James Dooley: Google spends money on crawling. Bad content increases cost. Penalties reduce their cost.
Karl Hudson: Google is not as advanced as people claim. Sites get lumped together. Bad neighbourhood patterns affect you. You must avoid looking like low quality affiliates. Traffic diversity helps recovery. Reddit, Pinterest and other traffic increases trust signals.
James Dooley: Some claim Google ads help rankings. The user metrics likely influence it.
Karl Hudson: People ask how many blogs they need. It depends. You must prune content first then add content. Deleting and writing should run together.
James Dooley: Fix everything fast. Fill gaps in semantic coverage. Remove weak content. Replace low quality. Prioritise quality.
Karl Hudson: Update big chunks of content to trigger refresh signals. Publish in bursts. Randomise publishing times. Encourage crawl.
James Dooley: Recovery examples. One site redesigned its homepage. Removed affiliate links. Added a quiz. Added deep links. No affiliate links on the home. Improved navigation. Then ran digital PR, guest posts and press releases. The spike triggered re crawling.
Karl Hudson: Many affiliates acted as doorway pages. Google hates doorway pages. Users must get value before clicking out. Affiliate sites must rethink design.
James Dooley: Another site fixed server log issues. Internal linking. 410s on dead URLs. Categories started being crawled. Rankings returned.
Karl Hudson: Server logs show true crawl behaviour. Ads.txt missing causes repeated 404s. Fixing it helps.
James Dooley: Another deleted 60 percent of content. No new links. Saw a jump. Crawl cost dropped.
Karl Hudson: If you do not know the niche then learn it. Relevance matters. Do not go broad. Going broad ruins categorisation. You will lose authority.
James Dooley: In positive ranking states you can rank for almost anything for a while. People go too broad and then get smashed. Keep to your central category. Do not mix gardening with gaming chairs.
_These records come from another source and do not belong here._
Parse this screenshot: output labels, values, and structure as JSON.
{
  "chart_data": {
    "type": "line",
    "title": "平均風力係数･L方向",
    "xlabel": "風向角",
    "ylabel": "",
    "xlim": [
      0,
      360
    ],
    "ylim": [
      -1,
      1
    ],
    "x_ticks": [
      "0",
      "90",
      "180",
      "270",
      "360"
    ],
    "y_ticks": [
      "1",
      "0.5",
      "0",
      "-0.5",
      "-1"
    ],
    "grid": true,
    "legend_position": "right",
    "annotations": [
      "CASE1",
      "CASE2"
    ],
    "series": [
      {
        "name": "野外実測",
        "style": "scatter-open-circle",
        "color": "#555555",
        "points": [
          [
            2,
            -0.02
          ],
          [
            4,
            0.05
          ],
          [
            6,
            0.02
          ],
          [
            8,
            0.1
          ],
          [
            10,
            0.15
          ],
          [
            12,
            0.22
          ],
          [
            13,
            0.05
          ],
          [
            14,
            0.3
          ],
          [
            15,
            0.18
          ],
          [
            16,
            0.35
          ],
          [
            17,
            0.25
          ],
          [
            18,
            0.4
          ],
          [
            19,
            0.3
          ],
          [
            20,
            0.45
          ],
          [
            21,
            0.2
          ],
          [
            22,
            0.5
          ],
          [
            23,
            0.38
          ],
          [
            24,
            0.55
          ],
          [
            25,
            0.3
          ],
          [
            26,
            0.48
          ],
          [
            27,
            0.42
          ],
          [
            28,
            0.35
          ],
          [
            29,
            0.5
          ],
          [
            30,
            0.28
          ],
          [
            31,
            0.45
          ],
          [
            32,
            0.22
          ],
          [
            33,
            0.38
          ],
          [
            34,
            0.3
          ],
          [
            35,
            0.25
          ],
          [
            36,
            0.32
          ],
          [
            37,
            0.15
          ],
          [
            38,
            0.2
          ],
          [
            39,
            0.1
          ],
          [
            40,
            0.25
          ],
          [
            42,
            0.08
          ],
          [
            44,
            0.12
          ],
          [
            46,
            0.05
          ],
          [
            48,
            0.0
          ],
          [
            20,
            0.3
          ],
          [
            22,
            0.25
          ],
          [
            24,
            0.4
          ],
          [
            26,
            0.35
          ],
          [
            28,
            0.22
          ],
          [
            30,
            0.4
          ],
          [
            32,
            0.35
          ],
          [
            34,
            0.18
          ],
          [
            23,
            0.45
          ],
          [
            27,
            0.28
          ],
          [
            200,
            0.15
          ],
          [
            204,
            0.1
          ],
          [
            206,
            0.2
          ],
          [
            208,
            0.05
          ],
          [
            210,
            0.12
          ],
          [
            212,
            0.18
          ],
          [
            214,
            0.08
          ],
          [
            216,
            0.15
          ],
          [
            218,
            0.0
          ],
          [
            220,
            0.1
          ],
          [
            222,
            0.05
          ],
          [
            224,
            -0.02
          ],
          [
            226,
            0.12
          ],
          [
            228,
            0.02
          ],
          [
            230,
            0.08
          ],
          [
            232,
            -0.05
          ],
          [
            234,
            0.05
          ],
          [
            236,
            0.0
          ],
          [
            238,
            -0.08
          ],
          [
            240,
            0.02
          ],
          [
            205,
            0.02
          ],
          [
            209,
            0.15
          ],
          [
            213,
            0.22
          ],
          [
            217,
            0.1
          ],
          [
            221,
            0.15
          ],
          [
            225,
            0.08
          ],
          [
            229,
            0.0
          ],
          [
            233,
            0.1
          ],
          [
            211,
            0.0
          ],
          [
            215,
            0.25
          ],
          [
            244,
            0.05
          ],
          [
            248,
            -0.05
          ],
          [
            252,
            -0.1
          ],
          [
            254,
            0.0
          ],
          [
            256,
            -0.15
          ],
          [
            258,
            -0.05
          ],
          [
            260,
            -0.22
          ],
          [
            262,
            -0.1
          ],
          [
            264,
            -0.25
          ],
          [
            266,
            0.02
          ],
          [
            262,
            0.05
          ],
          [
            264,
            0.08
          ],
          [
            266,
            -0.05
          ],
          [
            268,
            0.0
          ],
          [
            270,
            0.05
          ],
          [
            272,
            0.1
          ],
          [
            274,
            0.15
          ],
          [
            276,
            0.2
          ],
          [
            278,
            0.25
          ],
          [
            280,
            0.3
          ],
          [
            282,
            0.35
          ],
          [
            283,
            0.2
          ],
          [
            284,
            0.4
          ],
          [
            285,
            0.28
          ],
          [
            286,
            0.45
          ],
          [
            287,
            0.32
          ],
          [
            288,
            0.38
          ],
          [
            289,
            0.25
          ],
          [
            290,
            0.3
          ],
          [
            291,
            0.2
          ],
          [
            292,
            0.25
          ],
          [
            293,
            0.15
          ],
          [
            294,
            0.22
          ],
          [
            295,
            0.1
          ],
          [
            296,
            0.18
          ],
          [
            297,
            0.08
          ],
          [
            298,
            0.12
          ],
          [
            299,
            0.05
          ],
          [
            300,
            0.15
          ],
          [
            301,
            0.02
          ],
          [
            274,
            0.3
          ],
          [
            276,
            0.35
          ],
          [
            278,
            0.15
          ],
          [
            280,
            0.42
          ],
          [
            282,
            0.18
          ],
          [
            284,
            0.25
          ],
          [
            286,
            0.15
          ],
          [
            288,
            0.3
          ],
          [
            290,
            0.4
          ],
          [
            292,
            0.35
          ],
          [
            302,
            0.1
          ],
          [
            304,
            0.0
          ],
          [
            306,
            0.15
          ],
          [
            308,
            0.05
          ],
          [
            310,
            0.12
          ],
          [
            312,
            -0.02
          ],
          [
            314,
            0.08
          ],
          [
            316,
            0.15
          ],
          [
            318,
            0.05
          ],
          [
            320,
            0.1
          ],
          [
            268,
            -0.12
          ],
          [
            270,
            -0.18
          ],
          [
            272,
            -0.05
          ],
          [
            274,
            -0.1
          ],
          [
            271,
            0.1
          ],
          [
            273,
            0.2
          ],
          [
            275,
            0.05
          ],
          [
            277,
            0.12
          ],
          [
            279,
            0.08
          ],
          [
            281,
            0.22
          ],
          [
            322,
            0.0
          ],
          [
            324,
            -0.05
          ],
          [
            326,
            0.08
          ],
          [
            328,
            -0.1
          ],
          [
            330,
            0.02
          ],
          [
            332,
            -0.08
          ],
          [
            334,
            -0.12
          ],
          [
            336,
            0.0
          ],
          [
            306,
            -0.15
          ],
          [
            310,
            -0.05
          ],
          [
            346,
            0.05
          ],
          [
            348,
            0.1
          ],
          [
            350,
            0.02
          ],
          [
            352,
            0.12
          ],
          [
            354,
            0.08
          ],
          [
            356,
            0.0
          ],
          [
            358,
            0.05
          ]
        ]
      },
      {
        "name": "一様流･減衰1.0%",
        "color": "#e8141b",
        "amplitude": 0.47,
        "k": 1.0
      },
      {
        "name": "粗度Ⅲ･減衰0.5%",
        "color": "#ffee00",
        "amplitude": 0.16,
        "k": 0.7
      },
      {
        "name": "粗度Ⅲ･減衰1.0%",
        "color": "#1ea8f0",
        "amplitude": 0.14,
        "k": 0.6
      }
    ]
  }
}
Karl Hudson: Broad sites can recover if rebuilt. Many need new URL structures and redirects.
James Dooley: Understand ranking states. Negative. Neutral. Positive. You cannot jump from negative to positive without core updates. Recovery takes time. People quit too early. Fix technical. Fix content. Fix links. Prune pages. Improve semantic structure. Add missing entities. Over time you shift to neutral then to positive. Only then does growth accelerate.
Karl Hudson: Ranking states shift after each core update. A drop does not mean your site is finished. Consistency matters.
James Dooley: Find mentors. If you are weak in technical then hire the best technical specialist. If you are weak in semantics then learn from experts. If weak in links then find people who rank in tough niches. Specialists help you see what you miss.
Karl Hudson: Mentors can spot flaws you cannot see.